Mit einem Lächeln auf den Lippen, wachte Toni auf und schaffte es auch nicht seine Gedanken an seinen Traum von letzter Nacht zu verdrängen, bis er fertig angezogen war. Er hatte von Rezo geträumt. Noch immer breit lächelnd frühstückte er, dachte über den gestriegen Tag nach. Erst als er das Wohnzimmer betrat, fiel das Lächeln in sich zusammen. Rezo bemerkte ihn nicht, als Toni das Zimmer betrat, sah nicht, wie er erstarrte. Auf die Knie gestützt saß sein Freund da, die rechte Hand halb in die Haare gekrallt, halb das schmerzverzerrte Gesicht verdeckt, die Augen geschlossen und Zähne aufeinander gepresst. Seine Linke lag schlaff auf seinem Oberschenkel, verkrampfte sich kurz und ruhte dann wieder, bevor sich die Finger wieder in den Stoff der Hose gruben.
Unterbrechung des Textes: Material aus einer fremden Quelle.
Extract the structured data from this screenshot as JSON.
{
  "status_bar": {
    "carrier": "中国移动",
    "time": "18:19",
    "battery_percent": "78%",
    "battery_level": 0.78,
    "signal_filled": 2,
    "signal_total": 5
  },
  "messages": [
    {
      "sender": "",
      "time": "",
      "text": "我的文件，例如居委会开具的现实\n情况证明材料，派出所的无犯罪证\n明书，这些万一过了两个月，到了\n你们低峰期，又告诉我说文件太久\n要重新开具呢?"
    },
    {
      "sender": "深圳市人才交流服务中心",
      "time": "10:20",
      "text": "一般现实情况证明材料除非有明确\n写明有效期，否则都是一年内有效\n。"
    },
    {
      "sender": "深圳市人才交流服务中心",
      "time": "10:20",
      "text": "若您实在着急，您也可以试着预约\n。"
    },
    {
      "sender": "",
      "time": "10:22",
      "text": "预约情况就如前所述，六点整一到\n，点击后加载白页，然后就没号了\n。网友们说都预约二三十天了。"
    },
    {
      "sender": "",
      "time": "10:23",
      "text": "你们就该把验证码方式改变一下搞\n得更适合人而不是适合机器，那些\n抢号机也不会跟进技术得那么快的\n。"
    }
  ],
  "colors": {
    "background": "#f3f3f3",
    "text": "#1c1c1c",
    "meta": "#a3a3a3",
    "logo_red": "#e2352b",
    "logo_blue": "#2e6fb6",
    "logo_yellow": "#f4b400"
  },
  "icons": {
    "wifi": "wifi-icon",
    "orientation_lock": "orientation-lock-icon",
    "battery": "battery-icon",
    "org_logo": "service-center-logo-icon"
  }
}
Als ein gequältes Wimmer ertönte, erwachte Toni aus seiner Erstarrung. Er war nicht länger in der Lage diesen inneren Kampf seines Freundes unbeteiligt zu ertragen.
"Schlechter Tag?" Der Angesprochene zuckte erschrocken zusammen und hob den Kopf. Es brauchte nur den Bruchteil einer Sekunde, dann war der Schmerz aus dem Gesicht verschwunden und mit einer gleichgültigen Maske bedeckt.
"Verstecken hilft weder dir noch mir." Als er sich neben Rezo setzte und seine Hand ergriff, offenbarte dieser zögerlich wieder seine inneren Qualen.
"Verdammt schlechter Tag", erwiederte er und begann nervös mit Tonis Hand zu spielen. Toni lächelte leicht, ließ ihn gewähren und wartete.
"Ich weiß nicht, ob wir heute unser Video drehen sollten." Er bemerkte, dass der Ältere leicht den Kopf einzog, während seine Hand plötzlich starr in Tonis verharrte.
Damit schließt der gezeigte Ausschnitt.